Below is working code that I came up with. Not crazy about the return type of object but don't really see a way around it.

Anyone have any thoughts?

What I have tried:

C#
using System;

namespace StateMachine
{
	/// 
	public class StateMachine2BaseClass
	{
		protected void RunAlgorithm(Func<object> nextState)
		{
			while (nextState != null)
			{
				var currentState = nextState;
				nextState = (Func<object>)currentState();
			}
		}

		protected Func<object> End()
		{
			return null;
		}
	}

	/// 
	public class StateMachine2 : StateMachine2BaseClass
	{
		private int count;

		public void Run()
		{
			RunAlgorithm(Start);
		}

		private Func<object> Start()
		{
			Console.WriteLine("Start");
			return Step_1;
		}

		private Func<object> Step_1()
		{
			if (++count > 5)
				return Step_2;

			Console.WriteLine("Step 1");

			return Step_1;
		}

		private Func<object> Step_2()
		{
			Console.WriteLine("Step 2");
			return End;
		}
	}
}
Posted
Updated 7-Oct-16 4:09am
Comments
F-ES Sitecore 7-Oct-16 9:35am    
Rather than using functions to define your state you're better using classes. It might mean more coding but it'll be more flexible and type safe.

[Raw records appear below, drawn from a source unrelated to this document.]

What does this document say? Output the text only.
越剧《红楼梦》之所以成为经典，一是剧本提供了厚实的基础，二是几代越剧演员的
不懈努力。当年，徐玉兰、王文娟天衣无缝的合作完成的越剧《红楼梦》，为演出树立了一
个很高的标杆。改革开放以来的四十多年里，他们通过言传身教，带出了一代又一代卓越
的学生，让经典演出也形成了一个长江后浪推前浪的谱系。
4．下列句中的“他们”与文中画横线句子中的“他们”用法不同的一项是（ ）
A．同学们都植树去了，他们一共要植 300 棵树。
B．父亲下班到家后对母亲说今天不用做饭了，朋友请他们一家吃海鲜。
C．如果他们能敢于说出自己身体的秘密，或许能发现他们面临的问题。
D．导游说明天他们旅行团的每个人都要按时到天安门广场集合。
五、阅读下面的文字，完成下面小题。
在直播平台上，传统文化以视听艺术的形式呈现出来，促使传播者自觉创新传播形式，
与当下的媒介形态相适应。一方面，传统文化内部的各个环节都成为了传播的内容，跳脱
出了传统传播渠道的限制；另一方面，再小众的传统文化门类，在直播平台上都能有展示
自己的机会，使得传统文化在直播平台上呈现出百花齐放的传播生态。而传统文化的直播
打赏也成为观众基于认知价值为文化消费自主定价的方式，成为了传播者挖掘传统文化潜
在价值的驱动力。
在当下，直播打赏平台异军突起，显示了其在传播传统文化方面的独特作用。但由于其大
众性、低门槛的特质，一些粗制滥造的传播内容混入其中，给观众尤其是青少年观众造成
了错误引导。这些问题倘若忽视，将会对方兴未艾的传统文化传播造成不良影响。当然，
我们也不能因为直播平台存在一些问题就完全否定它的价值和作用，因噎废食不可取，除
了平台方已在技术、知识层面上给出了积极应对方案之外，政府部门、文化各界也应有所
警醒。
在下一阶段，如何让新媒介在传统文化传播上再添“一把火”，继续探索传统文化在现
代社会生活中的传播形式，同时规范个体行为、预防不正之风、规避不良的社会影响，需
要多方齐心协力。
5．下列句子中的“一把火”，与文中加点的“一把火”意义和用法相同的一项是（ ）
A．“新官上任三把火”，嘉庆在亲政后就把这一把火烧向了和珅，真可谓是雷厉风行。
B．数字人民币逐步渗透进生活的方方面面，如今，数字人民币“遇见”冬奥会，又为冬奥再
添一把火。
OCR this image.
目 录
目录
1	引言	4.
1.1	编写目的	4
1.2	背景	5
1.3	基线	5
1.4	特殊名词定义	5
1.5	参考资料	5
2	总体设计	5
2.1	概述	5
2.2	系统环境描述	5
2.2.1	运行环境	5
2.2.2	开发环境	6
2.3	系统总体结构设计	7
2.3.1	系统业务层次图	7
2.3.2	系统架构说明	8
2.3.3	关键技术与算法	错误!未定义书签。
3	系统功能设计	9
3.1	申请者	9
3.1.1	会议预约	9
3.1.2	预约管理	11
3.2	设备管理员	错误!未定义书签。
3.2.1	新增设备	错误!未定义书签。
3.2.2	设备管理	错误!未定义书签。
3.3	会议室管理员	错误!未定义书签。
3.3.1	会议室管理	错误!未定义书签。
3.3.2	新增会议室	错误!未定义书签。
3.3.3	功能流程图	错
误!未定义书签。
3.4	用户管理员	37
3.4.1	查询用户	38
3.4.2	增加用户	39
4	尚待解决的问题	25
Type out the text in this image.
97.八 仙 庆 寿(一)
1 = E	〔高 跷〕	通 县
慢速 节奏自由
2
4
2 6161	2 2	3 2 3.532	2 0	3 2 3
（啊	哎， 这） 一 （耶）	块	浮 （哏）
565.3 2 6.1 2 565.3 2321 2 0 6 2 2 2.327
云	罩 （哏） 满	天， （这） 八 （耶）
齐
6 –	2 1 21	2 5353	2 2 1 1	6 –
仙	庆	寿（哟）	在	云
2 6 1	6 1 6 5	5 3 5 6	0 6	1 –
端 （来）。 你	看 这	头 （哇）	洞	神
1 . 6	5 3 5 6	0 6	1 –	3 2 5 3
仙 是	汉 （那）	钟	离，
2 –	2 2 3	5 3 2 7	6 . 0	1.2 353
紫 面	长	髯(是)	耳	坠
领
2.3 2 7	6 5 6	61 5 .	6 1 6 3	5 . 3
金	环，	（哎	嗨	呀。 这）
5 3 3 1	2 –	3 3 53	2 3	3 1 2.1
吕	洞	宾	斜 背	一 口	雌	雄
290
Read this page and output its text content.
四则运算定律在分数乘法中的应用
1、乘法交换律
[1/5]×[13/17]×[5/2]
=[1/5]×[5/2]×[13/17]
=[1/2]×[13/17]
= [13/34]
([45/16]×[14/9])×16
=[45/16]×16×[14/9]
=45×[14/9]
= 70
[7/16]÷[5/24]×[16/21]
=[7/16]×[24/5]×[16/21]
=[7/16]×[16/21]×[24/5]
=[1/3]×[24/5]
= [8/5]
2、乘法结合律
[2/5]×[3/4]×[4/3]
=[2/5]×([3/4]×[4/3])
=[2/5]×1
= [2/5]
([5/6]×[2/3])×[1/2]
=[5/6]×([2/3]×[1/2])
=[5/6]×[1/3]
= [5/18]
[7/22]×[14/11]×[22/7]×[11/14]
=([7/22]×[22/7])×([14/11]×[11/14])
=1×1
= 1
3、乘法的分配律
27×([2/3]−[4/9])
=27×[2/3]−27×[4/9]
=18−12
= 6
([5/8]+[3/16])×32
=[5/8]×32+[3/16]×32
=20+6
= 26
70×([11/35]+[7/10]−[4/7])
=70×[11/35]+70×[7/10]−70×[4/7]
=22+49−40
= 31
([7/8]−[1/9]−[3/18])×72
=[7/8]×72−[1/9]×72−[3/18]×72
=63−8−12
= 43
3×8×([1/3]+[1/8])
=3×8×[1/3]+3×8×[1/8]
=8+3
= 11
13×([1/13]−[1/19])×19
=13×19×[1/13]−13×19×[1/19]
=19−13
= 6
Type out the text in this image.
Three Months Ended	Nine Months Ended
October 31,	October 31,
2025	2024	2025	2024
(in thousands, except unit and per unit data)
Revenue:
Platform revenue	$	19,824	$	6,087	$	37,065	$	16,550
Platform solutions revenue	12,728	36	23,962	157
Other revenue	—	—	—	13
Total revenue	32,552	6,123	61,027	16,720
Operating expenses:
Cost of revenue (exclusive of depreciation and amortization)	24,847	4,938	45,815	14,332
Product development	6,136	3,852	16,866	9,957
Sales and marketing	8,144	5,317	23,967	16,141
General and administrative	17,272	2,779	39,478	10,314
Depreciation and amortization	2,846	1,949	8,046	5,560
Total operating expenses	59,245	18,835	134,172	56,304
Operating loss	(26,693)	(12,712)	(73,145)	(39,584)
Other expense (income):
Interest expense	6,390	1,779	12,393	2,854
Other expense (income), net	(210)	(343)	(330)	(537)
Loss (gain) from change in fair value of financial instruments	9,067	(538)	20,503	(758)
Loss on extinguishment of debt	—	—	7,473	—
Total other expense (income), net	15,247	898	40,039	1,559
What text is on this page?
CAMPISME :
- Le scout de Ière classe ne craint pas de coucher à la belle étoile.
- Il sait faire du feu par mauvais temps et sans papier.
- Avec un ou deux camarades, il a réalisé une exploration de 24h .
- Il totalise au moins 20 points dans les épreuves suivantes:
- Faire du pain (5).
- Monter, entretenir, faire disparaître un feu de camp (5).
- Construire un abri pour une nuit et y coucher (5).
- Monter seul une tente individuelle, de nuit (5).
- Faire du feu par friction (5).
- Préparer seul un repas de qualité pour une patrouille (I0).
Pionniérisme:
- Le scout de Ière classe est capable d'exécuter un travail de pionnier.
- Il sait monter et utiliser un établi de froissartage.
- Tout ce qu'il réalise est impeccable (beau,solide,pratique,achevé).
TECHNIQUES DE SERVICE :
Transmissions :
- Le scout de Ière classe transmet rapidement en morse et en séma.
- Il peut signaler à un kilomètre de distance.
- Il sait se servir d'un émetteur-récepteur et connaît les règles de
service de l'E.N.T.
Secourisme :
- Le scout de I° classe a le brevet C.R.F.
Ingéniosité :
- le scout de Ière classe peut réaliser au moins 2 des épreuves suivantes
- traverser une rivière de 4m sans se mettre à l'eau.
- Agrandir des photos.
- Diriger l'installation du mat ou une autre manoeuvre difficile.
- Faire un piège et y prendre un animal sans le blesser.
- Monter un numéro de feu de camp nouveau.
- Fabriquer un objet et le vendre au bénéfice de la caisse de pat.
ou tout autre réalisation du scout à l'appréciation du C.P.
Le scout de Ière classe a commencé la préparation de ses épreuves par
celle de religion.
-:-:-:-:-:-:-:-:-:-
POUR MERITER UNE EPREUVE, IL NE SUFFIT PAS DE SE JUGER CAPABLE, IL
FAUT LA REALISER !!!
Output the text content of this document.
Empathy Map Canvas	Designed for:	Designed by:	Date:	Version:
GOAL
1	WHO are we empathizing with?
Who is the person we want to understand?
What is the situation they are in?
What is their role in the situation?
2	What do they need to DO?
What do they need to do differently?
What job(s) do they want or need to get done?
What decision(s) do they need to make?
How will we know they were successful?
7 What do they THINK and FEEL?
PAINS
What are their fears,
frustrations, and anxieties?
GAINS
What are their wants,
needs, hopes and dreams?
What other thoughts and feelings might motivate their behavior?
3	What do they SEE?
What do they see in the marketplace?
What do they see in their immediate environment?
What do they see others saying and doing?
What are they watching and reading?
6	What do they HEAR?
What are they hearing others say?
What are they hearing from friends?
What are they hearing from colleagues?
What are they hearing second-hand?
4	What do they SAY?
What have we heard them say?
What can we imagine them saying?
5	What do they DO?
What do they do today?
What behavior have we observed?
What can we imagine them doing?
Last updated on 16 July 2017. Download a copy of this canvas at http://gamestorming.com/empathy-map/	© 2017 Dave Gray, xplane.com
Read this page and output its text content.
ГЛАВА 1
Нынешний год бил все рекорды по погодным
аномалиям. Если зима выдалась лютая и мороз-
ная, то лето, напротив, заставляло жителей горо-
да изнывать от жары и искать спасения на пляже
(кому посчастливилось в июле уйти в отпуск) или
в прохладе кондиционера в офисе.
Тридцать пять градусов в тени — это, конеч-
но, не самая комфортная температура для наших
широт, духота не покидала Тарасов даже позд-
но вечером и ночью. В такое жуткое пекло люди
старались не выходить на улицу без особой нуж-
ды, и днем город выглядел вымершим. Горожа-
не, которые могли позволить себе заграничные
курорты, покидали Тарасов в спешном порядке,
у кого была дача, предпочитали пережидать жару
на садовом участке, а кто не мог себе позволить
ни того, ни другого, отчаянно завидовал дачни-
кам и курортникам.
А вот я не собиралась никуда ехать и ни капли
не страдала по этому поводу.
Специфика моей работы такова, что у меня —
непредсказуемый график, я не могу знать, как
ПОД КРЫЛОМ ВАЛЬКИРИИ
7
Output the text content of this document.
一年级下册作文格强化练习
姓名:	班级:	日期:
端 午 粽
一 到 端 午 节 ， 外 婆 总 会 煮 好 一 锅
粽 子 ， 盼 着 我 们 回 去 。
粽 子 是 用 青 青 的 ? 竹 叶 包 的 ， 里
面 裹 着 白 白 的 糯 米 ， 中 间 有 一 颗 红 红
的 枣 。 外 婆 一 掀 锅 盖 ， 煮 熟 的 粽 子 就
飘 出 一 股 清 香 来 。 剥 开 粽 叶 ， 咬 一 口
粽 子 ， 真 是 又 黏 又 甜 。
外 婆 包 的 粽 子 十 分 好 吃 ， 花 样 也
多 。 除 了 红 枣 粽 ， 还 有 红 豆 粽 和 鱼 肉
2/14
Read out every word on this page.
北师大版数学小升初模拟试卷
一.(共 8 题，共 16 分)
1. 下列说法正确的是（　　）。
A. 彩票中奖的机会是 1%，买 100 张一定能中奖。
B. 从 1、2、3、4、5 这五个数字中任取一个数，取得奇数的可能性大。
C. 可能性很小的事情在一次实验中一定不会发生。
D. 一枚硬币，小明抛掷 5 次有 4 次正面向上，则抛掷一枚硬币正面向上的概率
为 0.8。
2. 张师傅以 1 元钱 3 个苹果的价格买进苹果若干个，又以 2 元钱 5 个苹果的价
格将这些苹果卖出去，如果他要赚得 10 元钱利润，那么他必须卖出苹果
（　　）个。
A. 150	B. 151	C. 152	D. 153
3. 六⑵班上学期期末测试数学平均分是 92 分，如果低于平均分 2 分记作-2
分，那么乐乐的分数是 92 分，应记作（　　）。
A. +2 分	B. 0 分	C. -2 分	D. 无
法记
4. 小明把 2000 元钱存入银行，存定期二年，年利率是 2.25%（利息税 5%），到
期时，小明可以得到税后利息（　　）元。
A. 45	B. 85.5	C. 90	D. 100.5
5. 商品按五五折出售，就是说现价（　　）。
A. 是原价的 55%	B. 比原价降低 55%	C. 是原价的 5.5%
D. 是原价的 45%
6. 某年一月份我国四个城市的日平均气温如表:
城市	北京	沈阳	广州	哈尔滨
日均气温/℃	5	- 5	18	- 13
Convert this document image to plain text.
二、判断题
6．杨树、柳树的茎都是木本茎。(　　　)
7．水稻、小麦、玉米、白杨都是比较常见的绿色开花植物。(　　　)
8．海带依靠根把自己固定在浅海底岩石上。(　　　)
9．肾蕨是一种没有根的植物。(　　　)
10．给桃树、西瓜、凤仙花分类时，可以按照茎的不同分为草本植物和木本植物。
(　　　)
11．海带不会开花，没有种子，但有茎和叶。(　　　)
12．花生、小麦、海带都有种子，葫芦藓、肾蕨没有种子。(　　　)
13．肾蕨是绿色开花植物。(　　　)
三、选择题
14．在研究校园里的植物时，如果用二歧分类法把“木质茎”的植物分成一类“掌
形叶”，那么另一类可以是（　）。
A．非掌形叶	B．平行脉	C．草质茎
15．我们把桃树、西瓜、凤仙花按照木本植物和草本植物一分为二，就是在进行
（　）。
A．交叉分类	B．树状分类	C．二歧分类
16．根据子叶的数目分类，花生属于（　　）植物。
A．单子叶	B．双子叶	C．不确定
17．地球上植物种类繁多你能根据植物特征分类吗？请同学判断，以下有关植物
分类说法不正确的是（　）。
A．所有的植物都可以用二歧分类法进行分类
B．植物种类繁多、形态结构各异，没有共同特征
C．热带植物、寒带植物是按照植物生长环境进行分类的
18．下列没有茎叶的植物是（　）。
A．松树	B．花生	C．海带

http://www.codeproject.com/Articles/43356/A-Simple-State-Machine

If you google "c# state machine" you'll find other examples too.

1 solution

As F-ES Sitecore suggests, a class - based approach would work better.
Define an abstract State class which declares an abstract DoWork method, taking as a parameter the "machine info" class which describes the information the states will operate on, if any and returning a State instance.

Then for each state you need, define a new class derived from the State class and implement the DoWork method for each.

All you have to do then is:
C#
protected void RunAlgorithm(Func<object> nextState)
    {
    State currentState = new FirstState();
    while (currentState != null)
        {
        currentState = currentState.DoWork(machineInfo);
        }
    }
The system will sort out which DoWork method it needs to call each time.